With the events at the Blenheim Vale Boys’ Home brushed under the carpet and Morse suspended, Fred Thursday, barely recovered from being shot, seeks out Morse for help in the disappearance of a young woman. But is Morse burned out? At the end of the last series, Morse and Thursday broke a paedophile conspiracy involving government officials and high-ranking police officers; but Thursday was shot, and Morse accused of murder. Now it’s 1967, and though he has been released from jail pending an enquiry, Morse understandably feels he’s done with the police, and has taken to a ‘dacha’ at Lake Silence (like Superman’s Fortress of Solitude?), and fallen in with a ‘fast’ crowd – literally, in the case of mysterious playboy Bixby, who’s going for a water speed record.
Joss Bixby (David Oakes) might as well have been called Gatsby, as that’s obviously who he’s based on; he owns casinos, holds masked balls, quotes Kipling, and plays The Velvet Underground and The Electric Prunes. He takes to Morse, offering him a job; but someone’s out to get him, carving biblical quotes on his car.
Meanwhile a young clippie has been murdered after a night at the fair, and a student has died of an overdose of Chinese heroin. Is there a connection?
Morse is still his same old self – he even wears a tie to chop logs – but he’s disenchanted with police work, and refuses Thursday’s plea for help. But something draws him to the funfair where he finds all sorts of creepy suspects, and a clue in the form of the girl’s missing handbag containing a chip from Bixby’s casino.
Morse introduces his neighbours Lord Belborough (Ben Mansfield) and Lady Kay Belborough (Jemima West) to Bixby, who obviously recognises Lady Belborough; the society beauty Kay has been cuddling up to Morse, so what does she know about Bixby? Bixby’s other guests include underworld fixer Harry Rose (Vincent Riotta), and a Roddy Llewellyn type who’s after him for money.
Thursday questions Bixby about the chip, and warns Morse about Rose; Kay questions Morse about his nickname, Pagan, which he explains is because he doesn’t use his Christian name, and she accuses her husband of having an affiar with the dead Jeannie.

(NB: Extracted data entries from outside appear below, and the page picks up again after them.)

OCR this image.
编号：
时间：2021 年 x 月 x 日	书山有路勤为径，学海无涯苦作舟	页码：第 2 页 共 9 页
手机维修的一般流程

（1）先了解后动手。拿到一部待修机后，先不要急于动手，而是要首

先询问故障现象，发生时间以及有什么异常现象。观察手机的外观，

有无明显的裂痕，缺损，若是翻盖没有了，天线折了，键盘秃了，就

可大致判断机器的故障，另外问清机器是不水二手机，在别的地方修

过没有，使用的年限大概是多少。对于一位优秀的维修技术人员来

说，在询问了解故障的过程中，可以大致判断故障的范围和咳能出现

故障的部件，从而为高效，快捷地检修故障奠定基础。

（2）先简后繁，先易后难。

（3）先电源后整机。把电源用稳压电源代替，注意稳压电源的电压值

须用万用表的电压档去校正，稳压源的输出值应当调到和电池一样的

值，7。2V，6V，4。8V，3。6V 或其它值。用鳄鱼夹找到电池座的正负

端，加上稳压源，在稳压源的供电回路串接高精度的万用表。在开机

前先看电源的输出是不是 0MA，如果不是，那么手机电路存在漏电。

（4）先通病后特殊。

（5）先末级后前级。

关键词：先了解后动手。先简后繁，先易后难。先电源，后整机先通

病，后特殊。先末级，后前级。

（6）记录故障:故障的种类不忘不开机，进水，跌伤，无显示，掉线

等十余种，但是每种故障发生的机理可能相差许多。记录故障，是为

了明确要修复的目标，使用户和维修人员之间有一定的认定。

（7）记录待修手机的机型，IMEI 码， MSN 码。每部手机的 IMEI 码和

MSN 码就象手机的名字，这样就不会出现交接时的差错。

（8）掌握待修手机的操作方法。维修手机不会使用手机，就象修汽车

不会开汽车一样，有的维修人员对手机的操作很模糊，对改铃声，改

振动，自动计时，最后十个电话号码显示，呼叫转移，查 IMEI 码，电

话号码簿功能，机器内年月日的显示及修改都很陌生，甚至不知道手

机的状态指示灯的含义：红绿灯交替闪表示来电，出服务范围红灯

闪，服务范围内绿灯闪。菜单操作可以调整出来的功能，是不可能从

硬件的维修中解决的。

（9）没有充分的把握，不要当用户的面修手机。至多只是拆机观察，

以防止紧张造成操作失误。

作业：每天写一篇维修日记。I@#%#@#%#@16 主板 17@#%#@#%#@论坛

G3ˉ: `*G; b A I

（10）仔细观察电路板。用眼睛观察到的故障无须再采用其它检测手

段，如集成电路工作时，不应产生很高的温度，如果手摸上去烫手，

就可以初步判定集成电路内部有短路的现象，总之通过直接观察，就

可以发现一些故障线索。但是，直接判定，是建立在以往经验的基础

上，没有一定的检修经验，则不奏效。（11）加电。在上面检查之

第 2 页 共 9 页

But fisticuffs break out between Belborough and Bixby, who is clearly infatuated with Kay.
Morse returns to his shack to listen to Verdi (Rigoletto, of course, a tale of revenge gone dreadfully awry) – then he hears a shotgun in the woods. Bixby is dead, but at whose hands? And is it really Bixby? – the face is too badly injured to be sure.
Now that Morse wants to return to work, he can’t, of course, because he’s involved in the case; but he pokes around while Thursday and Jakes question the Belboroughs. Kay denies any involvement with Bixby, a clear lie, and Belborough denies an affair with Jeannie, and is alibied by Morse’s chum Tony.
Thursday and Morse question Zambezi (Hilton McRae) the funfair magician who had Jeannie on stage, and find evidence of drugs in a cuddly toy in the caravan of his assistant Swopes; was Jeannie a drugs mule, carrying for Harry Rose’s local boys?
Morse and Thursday question Rose, but can’t work out who was double-crossing who; then Morse searches Bixby’s massive house and finds a love letter from Kay to a ‘Charlie Greel’. Kay overdoses, but Morse arrives in time to save her. But what was her relationship to Charlie Greel?
Morse returns to Bixby’s house, and who should turn up but Bixby; he’d been in town, and says that the corpse must have been wastrel Roddy Farthingale.
Morse examines scrapbooks taken from Swopes’ caravan, while Jakes follows the lead of a score card to a golf club; together the they conclude that there were in fact two Bixbys; twin boys Charllie and Conrad Greel, identical sons of magician Zambesi. The dead man was the real ‘Bixby’, while his evil twin had taken his place.
‘Swopes’ was in fact Conrad in disguise, and the two had fallen out years previously over Kay. ‘Bixby’s’ fortune was the result of laundering Harry Rose’s money, and Conrad had killed Jeannie when she became a threat to Rose’s drug schemes. No-one seems too upset when Zambesi shoots Conrad.
Only a couple of days ago, Sherlock Holmes in the New Year edition of Sherlock said ‘it’s never identical twins’. Well, this time it was, and if the plot is more than somewhat reminiscent of Christopher Nolan’s The Prestige – well, that’s magic. We even get to see the identical twin disguised in the background, as we do in The Prestige – as Morse concludes, ‘There’s no real magic in this world, only love – the rest is just smoke and mirrors.”
We’ve been tricked by a very slight tale which steals all its ideas from The Great Gatsby and The Prestige, but it’s so nice to have Morse and Thursday back, that we don’t really mind. With Endavour back on the beat and a revitalised Thursday in the driving seat, the magic has returned.